Many of the people who spend their time thinking about business ethics for a living devote a large chunk to thinking about forced ranking. They have to. What businesspeople call forced ranking is known as “grading on the curve” in academia—and professors and students grapple with that slippery statistical slope every day.


“Grading on a strict bell curve means that if you give someone an A, you have to give someone else an F,” says W. Michael Hoffman, executive director of the Center for Business Ethics at Bentley College in Waltham, Massachusetts. “But perhaps—and maybe a lot more than perhaps—the people at the low end of the bell curve don’t deserve to flunk or be kicked out of school. Or in the case of a corporation, fired.”


Hoffman personally finds grading on the curve (and its corporate sibling, forced ranking) distasteful, but not unethical. It’s distasteful, he says, because it doesn’t recognize students who aren’t good test-takers (or employees who lack champions upstairs at evaluation time) but who demonstrate unquantifiable qualities like loyalty, dependability, determination and persistence. It’s not quite unethical, he says, because it’s often unavoidable. In the classroom, as in the workplace, a laissez-faire attitude toward grading may lead to grade inflation, the Lake Wobegon Effect, where just about everybody is judged to be above average. And that makes the grades meaningless to students, teachers and prospective employers alike.


Hoffman adds that forced ranking remains ethical “as long as there are certain transparent and clearly communicated criteria that employees are aware of when they take and while they’re working on the job. If employees take the job knowing there are going to be bell-curve criteria based on pre-announced testing and evaluation, then they could say at the get-go, ‘I don’t want this job.’ ” But if an employer—as employers are wont to do—announces that it’s going to rev up the workplace by suddenly ringing in the bell curve, “then I would have some concerns.”


So would John Wilcox, director of the Center for Professional Ethics at Manhattan College in New York City. His main worry is how the individual employee is evaluated. “A lot depends on how fairly the system is developed. And how fair the people are who carry it out,” he says. “Who has input into the evaluation? Is it used for political purposes? Does the person at the bottom have a chance to appeal his evaluation? Do people in the organization see it as a positive dimension of the culture? Or as a way to get rid of people that the CEO doesn’t like?”
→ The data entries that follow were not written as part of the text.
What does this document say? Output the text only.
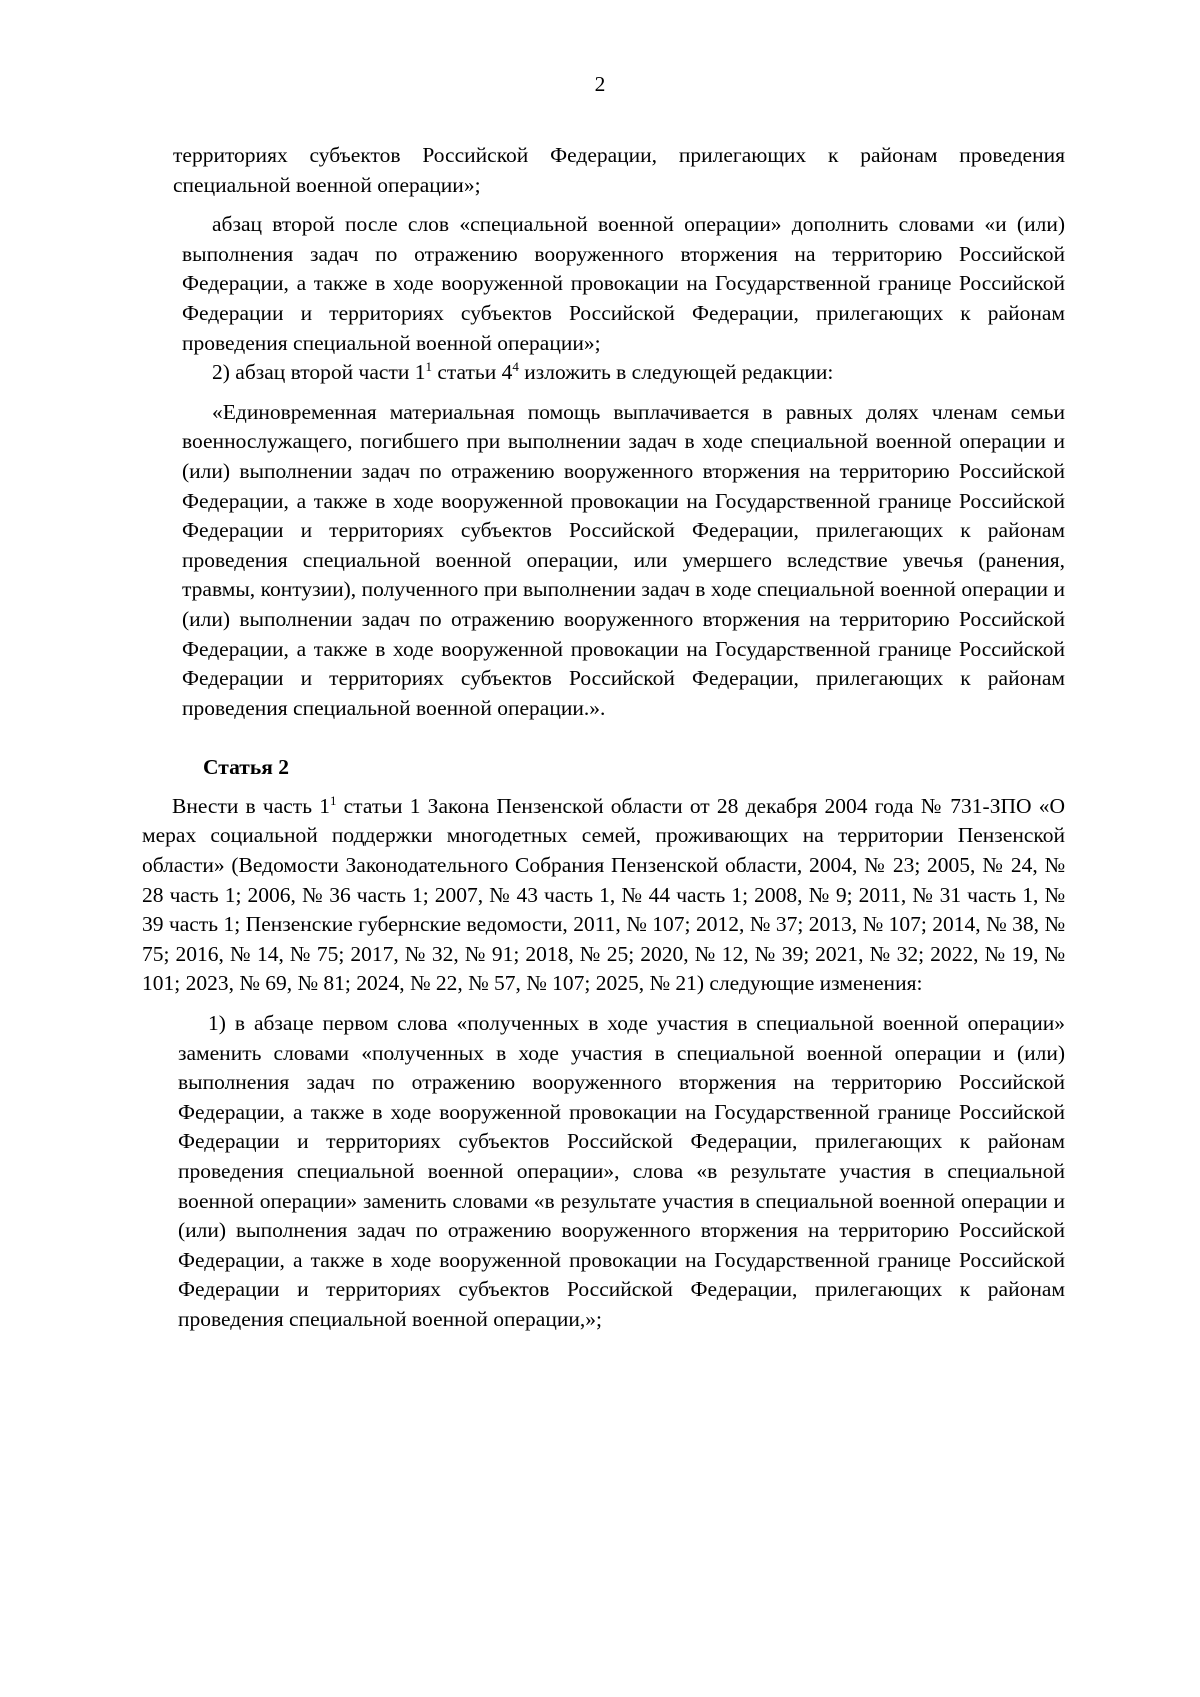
2

территориях субъектов Российской Федерации, прилегающих к районам проведения специальной военной операции»;

абзац второй после слов «специальной военной операции» дополнить словами «и (или) выполнения задач по отражению вооруженного вторжения на территорию Российской Федерации, а также в ходе вооруженной провокации на Государственной границе Российской Федерации и территориях субъектов Российской Федерации, прилегающих к районам проведения специальной военной операции»;

2) абзац второй части $1^1$ статьи $4^4$ изложить в следующей редакции:

«Единовременная материальная помощь выплачивается в равных долях членам семьи военнослужащего, погибшего при выполнении задач в ходе специальной военной операции и (или) выполнении задач по отражению вооруженного вторжения на территорию Российской Федерации, а также в ходе вооруженной провокации на Государственной границе Российской Федерации и территориях субъектов Российской Федерации, прилегающих к районам проведения специальной военной операции, или умершего вследствие увечья (ранения, травмы, контузии), полученного при выполнении задач в ходе специальной военной операции и (или) выполнении задач по отражению вооруженного вторжения на территорию Российской Федерации, а также в ходе вооруженной провокации на Государственной границе Российской Федерации и территориях субъектов Российской Федерации, прилегающих к районам проведения специальной военной операции.».

Статья 2

Внести в часть $1^1$ статьи 1 Закона Пензенской области от 28 декабря 2004 года № 731-ЗПО «О мерах социальной поддержки многодетных семей, проживающих на территории Пензенской области» (Ведомости Законодательного Собрания Пензенской области, 2004, № 23; 2005, № 24, № 28 часть 1; 2006, № 36 часть 1; 2007, № 43 часть 1, № 44 часть 1; 2008, № 9; 2011, № 31 часть 1, № 39 часть 1; Пензенские губернские ведомости, 2011, № 107; 2012, № 37; 2013, № 107; 2014, № 38, № 75; 2016, № 14, № 75; 2017, № 32, № 91; 2018, № 25; 2020, № 12, № 39; 2021, № 32; 2022, № 19, № 101; 2023, № 69, № 81; 2024, № 22, № 57, № 107; 2025, № 21) следующие изменения:

1) в абзаце первом слова «полученных в ходе участия в специальной военной операции» заменить словами «полученных в ходе участия в специальной военной операции и (или) выполнения задач по отражению вооруженного вторжения на территорию Российской Федерации, а также в ходе вооруженной провокации на Государственной границе Российской Федерации и территориях субъектов Российской Федерации, прилегающих к районам проведения специальной военной операции», слова «в результате участия в специальной военной операции» заменить словами «в результате участия в специальной военной операции и (или) выполнения задач по отражению вооруженного вторжения на территорию Российской Федерации, а также в ходе вооруженной провокации на Государственной границе Российской Федерации и территориях субъектов Российской Федерации, прилегающих к районам проведения специальной военной операции,»;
Thomas White, director of the Center for Ethics and Business at Loyola Marymount University in Los Angeles, takes this a wobbly step further. Regardless of any evaluation system, he says, most non-unionized private-sector employees can be fired “at will” anyway. “When you come down to it, most people wouldn’t agree to at-risk employment unless they had to. Would many people sign a contract that said, ‘We reserve the right to let you go for a good reason or a bad reason. We don’t have to give you an explanation.’ I don’t think so. But what if the contract said: ‘If I’m not doing my job properly, I can be fired.’ They’d sign that.” On another sticky point, White considers the guarantees of “freedom” to an employee to leave his employer and look for a more ethical workplace a bit hollow and hypocritical in these hard times.


Then there are the absolutists. On one hand, “I personally think it’s horrible,” says Robert Shoemake, director of programs and membership at the Center for Ethical Business Cultures in Minneapolis, of forced ranking. “If you don’t give people what they need to perform well and expect them to succeed, if you set a measure to which people should perform and don’t give them the tools to do it, then it’s abusive and unethical.”


On the other hand, James W. Fowler, director of the Center for Ethics at Emory University in Atlanta, says, “If the evaluations are carried out in fair ways, and if people know the grounds or expectations on which they are being evaluated, it could be a reasonable way to reward growth and ability and to cull unpromising or underperforming employees.”


Michael Josephson, founder and president of the nonprofit Joseph & Edna Josephson Institute of Ethics in Los Angeles, won’t declare forced ranking either ethical or unethical. “My instinct is that it’s probably more bad than good,” he says. “My instinct is that it hurts morale, pits employees against each other when you’re trying to create teamwork. The justifications are theoretical. What we really ought to have is pressure on managers to make honest performance evaluations.”